Getting started with Memgraph and G.V()!

Part 1: Getting started with Memgraph using Lab
Memgraph is a high-performance, open source, in-memory database with low latency. Instead of storing your data on disk or offsite where it needs to be fetched back, Memgraph databases exist entirely within your device’s RAM, greatly accelerating real-time processing speeds and providing you with a lot of scalability. Even better, regular logging and snapshot mechanisms ensure your data is safe even while stored in-memory.
What’s most exciting to us is that Memgraph pairs fantastically with G.V(). Memgraph+G.V() is a classic combination that turns your computer into a formidable tool for analysis and visualization, which is exactly what we’d like to show you today. We’ll first explore how to get started with Memgraph itself and use some of Memgraph’s own built-in visualization options, then we’ll show how G.V() can unlock even more of Memgraph’s potential.
Step 1.1: Starting Memgraph
You can initialize Memgraph by entering the following commands into the appropriate console, depending on your OS:
- On Windows, run
iwr https://windows.memgraph.com | iex
in Windows PowerShell - On MacOS, run
curl https://install.memgraph.com | sh
in the Terminal
Note that you’ll need to have Docker installed and running in the background. For more on Memgraph installation and the various ways to interface with the client, check out Getting started with Memgraph.

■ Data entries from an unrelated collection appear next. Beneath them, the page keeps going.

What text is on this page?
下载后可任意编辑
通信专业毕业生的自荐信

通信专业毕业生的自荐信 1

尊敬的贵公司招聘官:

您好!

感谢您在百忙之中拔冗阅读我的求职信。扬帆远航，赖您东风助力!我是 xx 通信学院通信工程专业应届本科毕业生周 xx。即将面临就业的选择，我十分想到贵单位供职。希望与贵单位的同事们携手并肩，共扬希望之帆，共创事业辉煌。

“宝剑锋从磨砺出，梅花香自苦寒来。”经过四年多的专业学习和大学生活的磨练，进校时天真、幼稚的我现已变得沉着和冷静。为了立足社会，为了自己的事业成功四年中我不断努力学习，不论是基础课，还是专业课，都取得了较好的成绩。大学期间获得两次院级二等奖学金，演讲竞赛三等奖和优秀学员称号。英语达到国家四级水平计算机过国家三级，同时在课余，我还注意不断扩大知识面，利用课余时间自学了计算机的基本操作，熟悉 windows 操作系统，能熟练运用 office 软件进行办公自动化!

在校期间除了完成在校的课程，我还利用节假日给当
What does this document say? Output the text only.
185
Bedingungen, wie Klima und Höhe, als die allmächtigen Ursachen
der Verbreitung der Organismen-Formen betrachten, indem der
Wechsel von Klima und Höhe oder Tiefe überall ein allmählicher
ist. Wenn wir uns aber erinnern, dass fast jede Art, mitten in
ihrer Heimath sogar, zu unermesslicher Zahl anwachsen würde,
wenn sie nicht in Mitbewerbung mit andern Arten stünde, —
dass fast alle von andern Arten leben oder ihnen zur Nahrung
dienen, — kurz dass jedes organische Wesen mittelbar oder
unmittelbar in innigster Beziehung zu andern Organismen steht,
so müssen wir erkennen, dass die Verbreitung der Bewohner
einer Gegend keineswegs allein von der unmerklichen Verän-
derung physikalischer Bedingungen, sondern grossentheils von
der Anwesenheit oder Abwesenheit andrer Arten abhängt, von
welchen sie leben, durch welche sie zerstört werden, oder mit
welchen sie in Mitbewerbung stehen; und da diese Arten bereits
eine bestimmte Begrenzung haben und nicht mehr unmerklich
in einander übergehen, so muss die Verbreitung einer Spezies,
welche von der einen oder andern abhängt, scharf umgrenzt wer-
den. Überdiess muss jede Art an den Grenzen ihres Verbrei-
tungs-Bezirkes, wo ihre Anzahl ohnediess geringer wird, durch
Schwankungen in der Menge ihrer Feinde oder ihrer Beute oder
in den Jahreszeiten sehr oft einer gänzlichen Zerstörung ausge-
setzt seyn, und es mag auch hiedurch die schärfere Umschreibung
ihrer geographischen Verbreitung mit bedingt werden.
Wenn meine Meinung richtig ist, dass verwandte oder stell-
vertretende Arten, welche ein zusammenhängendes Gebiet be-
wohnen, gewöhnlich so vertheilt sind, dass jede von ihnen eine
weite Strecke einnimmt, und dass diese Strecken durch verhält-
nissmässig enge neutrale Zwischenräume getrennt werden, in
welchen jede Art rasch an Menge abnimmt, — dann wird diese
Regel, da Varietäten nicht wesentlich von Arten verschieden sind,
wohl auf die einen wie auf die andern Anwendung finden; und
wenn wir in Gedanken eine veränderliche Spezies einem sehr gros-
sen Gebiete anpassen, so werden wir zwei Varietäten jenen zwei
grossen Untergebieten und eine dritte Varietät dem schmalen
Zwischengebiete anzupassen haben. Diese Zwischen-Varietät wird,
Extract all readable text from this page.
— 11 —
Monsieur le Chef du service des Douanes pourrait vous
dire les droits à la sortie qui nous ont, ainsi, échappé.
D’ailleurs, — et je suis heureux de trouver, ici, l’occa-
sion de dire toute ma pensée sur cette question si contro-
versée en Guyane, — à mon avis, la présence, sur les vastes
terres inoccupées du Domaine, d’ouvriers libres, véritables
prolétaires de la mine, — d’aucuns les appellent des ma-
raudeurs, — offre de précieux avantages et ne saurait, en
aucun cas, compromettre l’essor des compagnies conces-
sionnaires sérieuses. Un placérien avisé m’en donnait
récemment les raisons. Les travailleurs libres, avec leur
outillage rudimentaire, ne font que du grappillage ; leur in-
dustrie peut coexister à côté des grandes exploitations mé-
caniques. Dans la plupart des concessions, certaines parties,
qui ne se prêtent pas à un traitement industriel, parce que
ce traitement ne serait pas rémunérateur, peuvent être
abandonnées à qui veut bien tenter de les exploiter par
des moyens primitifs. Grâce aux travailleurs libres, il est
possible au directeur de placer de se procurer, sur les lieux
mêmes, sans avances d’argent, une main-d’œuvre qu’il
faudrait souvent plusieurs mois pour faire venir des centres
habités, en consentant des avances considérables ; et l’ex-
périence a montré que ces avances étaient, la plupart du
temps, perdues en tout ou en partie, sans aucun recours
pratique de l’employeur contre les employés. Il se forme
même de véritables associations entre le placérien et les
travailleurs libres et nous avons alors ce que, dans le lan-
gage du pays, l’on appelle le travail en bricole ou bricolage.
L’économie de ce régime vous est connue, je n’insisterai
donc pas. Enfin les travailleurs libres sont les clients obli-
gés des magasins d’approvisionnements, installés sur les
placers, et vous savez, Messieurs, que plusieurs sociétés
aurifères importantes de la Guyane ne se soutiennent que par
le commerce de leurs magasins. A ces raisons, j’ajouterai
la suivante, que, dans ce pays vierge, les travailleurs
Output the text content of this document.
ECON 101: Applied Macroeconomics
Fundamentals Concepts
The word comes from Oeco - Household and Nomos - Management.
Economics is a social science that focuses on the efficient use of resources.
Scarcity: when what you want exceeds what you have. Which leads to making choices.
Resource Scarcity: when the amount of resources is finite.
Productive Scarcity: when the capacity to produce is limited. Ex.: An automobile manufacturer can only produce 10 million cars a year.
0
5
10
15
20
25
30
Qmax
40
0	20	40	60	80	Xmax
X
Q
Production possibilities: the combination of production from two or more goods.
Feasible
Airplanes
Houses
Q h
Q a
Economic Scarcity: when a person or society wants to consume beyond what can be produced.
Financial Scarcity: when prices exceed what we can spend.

Step 1.2: Using the Web Interface & Loading Data
Once Memgraph is initialized, we’ll need to load in some data. Memgraph provides some sample data sets that work great for exploring both Memgraph and G.V(), so let’s connect to Memgraph using their Lab application to explore them.
The web interface can be accessed at http://localhost:3000/login and hitting Connect now.
Figure 1: Quick connect to Memgraph Lab.
Within the web application, there are a number of available features. If you have a database ready to go, then you can open it in Memgraph with the Import tab. Alternatively, if you just want to play around (which is what we plan to do!) you can use one of their starter Datasets.
Figure 2: Explore the Memgraph datasets.
To show off the capabilities of Memgraph and G.V(), we’ll start with a reasonably beefy database – let’s try Wikipedia articles – which contains tens of thousands of nodes and hundreds of thousands of edges.
Figure 3: Download the ‘Wikipedia articles’ dataset.
Once you import the data, you’ll be given an option to download a query collection of sample commands customized for this database. Let’s download that as well, and see what’s included.
Figure 4: Import the associated query collection.
Now you’ve finished setting up – your sample graph database is now loaded into your computer’s memory. To jump straight into exploration, let’s access the query collection we just downloaded from the Collections tab on the left.
Figure 5: Navigate to the ‘Collections’ tab.
Step 1.3: Running Queries
Let’s try running one and examine the results. We’ll try “Find which articles under category “Windows games” contain the term “sega.” Loading in this query, we can see that queries are written in the Cypher query language. If we click the run query button, we can see there are two results: Sonic the Hedgehog and Dota 2.
Figure 6: Run a query in Memgraph.
Step 1.4: Visualizing Graphs with Memgraph
Note that for the Wikipedia dataset that we’ve chosen, none of the sample queries demonstrate Memgraph’s graph capabilities by default, because they all return properties rather than the edges and notes themselves.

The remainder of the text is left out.